『わたしはだれ』 (1)わたしはぬか漬け

 

2017年ももう半ばを過ぎた。毎年恒例の、悲しくなるほどありふれた台詞だが「あっという間だな」とつくづく思う。 この半年間を振り返ると「わたしはだれ」という問いと、そりゃもう嫌になるくらい生活を共にした日々を思い出す。
自分自身と向き合う作業は苦しいしやるせないし終わりがない。戸棚をひっくり返しても説明書は見つからないし、辺りを見渡してもカンペはない。
個人的にはさっさと同居を解消して三行半を突きつけ、合鍵を返して欲しかった。欲しかった、のだが「わたしはだれですか」さんはずっとそこに佇んでいる。ちなみに、現在進行形だ。全くもって強情な奴である

せっかくこんな「同居」をしているのだから、今後の自分のためにも、書き起こしておこう。そう思って今、ブログを書いている。ブログにしては途方にくれるくらい長くなるので、3日くらいにわけて書く(つもり)です。

 

(1)「わたしはぬか漬け」
そもそも、なぜ半年間にも渡って「わたしはだれ」さんと生活を共にすることになったのか。それは就職活動をしていたから、というのもあるし、学業やら恋愛やら私生活でも色々山あり谷ありのイベントが目白押しだったので(大してシリアスなものではないにせよ)否が応でも考えざるをえなかった、というところだ。

私は一言でいえば「地味」なやつだ。運動神経は1ミリも無いし(100メートルを走るのに20秒以上かかるし、跳び箱は人生で一度も跳べたことがない)学歴に特筆する点はなし。たまーに落書きをするものの、どれも「へのへのもへじ」に産毛が生えたレベルのものだ。容姿については、自分で書くのも悲しいので、お察し。

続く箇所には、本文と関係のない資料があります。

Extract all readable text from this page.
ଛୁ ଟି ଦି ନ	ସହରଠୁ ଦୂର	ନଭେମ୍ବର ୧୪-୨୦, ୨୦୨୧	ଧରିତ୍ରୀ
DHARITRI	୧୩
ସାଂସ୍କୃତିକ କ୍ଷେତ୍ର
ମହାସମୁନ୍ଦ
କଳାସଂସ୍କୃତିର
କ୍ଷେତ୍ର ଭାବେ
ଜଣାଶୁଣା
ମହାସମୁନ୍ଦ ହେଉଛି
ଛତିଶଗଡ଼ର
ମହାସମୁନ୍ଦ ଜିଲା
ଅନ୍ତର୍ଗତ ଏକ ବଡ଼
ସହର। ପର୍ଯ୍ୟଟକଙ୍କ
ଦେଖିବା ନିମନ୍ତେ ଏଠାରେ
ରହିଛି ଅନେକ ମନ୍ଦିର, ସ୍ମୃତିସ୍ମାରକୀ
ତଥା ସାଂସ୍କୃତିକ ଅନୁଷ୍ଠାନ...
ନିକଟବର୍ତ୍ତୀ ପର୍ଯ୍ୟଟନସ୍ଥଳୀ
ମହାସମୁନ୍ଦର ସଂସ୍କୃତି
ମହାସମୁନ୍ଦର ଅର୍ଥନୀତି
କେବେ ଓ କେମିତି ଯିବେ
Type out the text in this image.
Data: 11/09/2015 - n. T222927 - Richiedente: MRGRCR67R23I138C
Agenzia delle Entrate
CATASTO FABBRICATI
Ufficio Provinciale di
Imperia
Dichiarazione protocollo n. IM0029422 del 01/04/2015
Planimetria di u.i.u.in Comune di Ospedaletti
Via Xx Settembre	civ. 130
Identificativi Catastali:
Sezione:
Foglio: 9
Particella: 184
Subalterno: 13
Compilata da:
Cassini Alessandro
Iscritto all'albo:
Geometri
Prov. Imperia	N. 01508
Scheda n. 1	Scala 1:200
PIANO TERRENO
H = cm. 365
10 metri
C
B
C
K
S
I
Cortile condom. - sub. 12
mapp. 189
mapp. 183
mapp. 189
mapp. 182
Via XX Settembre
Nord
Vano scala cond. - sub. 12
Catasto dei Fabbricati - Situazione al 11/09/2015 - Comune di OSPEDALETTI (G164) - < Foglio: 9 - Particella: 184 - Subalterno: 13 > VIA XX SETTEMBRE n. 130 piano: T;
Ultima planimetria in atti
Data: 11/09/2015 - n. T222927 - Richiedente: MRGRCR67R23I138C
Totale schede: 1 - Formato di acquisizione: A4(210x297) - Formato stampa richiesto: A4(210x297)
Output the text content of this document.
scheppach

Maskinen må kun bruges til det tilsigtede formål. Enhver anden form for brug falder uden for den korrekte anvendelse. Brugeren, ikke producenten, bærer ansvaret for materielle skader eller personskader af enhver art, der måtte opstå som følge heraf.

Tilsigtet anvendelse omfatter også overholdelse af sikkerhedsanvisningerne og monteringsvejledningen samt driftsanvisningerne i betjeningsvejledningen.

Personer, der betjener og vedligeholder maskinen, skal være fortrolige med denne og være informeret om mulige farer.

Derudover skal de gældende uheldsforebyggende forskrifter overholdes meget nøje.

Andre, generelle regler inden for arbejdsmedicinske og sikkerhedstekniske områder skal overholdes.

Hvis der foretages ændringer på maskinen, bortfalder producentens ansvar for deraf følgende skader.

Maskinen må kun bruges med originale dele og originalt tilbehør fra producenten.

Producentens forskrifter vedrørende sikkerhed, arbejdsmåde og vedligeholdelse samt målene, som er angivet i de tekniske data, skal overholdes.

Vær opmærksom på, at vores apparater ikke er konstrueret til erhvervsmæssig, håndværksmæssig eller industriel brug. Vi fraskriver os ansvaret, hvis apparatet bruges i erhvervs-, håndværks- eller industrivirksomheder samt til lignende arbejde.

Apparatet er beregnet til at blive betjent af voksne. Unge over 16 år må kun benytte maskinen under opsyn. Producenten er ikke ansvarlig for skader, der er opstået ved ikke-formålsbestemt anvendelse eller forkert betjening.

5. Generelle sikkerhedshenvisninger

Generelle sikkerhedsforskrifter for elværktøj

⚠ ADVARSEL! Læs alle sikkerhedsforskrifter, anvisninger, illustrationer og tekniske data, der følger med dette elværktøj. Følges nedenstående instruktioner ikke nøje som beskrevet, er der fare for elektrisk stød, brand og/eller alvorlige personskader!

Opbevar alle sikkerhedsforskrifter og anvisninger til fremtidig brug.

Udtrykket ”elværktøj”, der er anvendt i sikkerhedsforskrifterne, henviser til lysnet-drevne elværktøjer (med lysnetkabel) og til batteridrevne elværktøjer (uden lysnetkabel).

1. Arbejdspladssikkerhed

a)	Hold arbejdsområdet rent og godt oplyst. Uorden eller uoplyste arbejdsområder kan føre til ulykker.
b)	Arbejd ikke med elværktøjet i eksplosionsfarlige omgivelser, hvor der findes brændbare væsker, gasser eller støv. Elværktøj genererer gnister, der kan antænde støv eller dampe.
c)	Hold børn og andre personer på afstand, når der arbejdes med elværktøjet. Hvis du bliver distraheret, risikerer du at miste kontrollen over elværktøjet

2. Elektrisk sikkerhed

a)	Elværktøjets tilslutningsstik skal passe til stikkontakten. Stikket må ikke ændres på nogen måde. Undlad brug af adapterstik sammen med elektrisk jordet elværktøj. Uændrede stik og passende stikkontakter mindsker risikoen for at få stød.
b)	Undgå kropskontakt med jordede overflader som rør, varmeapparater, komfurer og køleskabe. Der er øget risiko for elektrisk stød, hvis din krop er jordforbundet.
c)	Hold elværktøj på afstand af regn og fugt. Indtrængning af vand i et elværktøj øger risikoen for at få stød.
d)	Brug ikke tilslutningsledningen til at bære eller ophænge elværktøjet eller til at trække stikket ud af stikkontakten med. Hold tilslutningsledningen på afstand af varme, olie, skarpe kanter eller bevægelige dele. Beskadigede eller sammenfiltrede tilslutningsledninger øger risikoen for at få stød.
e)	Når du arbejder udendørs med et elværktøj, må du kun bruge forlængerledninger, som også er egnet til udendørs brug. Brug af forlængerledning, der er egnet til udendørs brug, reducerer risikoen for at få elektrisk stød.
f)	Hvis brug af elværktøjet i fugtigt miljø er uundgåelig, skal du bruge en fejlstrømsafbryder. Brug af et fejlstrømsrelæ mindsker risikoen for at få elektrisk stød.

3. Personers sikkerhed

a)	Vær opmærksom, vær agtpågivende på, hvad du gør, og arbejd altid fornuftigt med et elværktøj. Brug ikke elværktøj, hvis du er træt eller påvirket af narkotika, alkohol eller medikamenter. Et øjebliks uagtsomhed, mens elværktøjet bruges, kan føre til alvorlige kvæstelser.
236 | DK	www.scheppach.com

こんなザ・地味な私だが、「地味」という言葉は私の地雷ワードである。私は、昔から地味なのがコンプレックスだった。「特別」になれない、村人Dな自分が嫌だった。他人から地味と言われるのが嫌で仕方なかった。
高校の時、バイト先が同じだったイケイケの同級生が「なんであの子と友達なの?」と聞かれた、という話は“地味”に傷ついたし「中学生みたいな子」と言われると“地味”に腹がたつ。地味に傷つき、地味に怒る。とことん冴えない。
言われなくても知ってるよバ〜〜〜〜〜〜カ!!!!!お前のかあちゃんデベソ〜〜〜〜〜!ちょっと派手で友達が多いからって調子にのるなよ〜〜〜〜!!!(羨ましい!!!!)と内心では思いつつ「知ってる知ってる〜」と返答する自分が虚しかった。

ちなみに、大学入学時に「脱☆地味」を目標に、明るい茶髪とバッチバチのマツエクでデビューを試みたものの、あえなく失敗。似合わなすぎた。イケイケの仲間入りをするどころか、風俗の勧誘を受けて終わった。そしてサークルではぶりっこの称号を手に入れた。勿論陰口である!こんな私ですから、半年間にも渡って『わたし』という人間を外っ側から眺めてみたものの、その感想は「どうにも突出した個性が見つけにくい奴だナァ……」である。
「なんだかなァ」な私にとって、「わたしはだれ」の答えを見つける旅は長く果てしない。もちろん私の苦労なんて、世間の皆々様からしたら一息で吹っ飛ぶレベルというのは百も承知なのだけれど。それでも心がしんなりは、する。

今更どんな顔をして「これが私の個性です!」などと言えばいいのだろうか。というか、個性って何?オリンピック選手とか、学者とか、藤井四段でもなければ見つけらん無いよ、そんなの!といじけてみたり、逆になんだか愉快になってきてアッハッハと笑ってみたりする。そもそも人間における自我とは……なんて、哲学者ぶってみたりもする。ああもう全く「がらんどう」な自分と向き合う作業というのはひどく切ない。

20リットルバケツいっぱいに注がれた『周囲からどのような人物だと思われていますか水』でジャブジャブ洗われ、一息つく間もなく『あなたのやりがいはなんですかヌカミソ』に満ちたドラム缶にどっぷりと漬け込まれ、へなへなになったところで『本当にこの生き方でいいんですか包丁』で輪切りにされる。はい、美味しいぬか漬けの完成です!明日は美味しい炒飯の作り方をご紹介します。

「わたしはだれ」という問いに対する明確な答えは見つからない。たぶん、一生かかっても見つけだすことはできない。計算ドリルみたいに、巻末を見れば見つけられるわけでも、恐らくない。人生が「巻末」になったって、わかりゃあしないのだ。
何十年漬け込まれても、私は所詮ぬか漬けみそ子。アイデンティファイ・ユア・セルフ。この世でもっとも難しい問いだと、私は思う。神様仏様どっかのだれか様。私はいったい、誰ですか?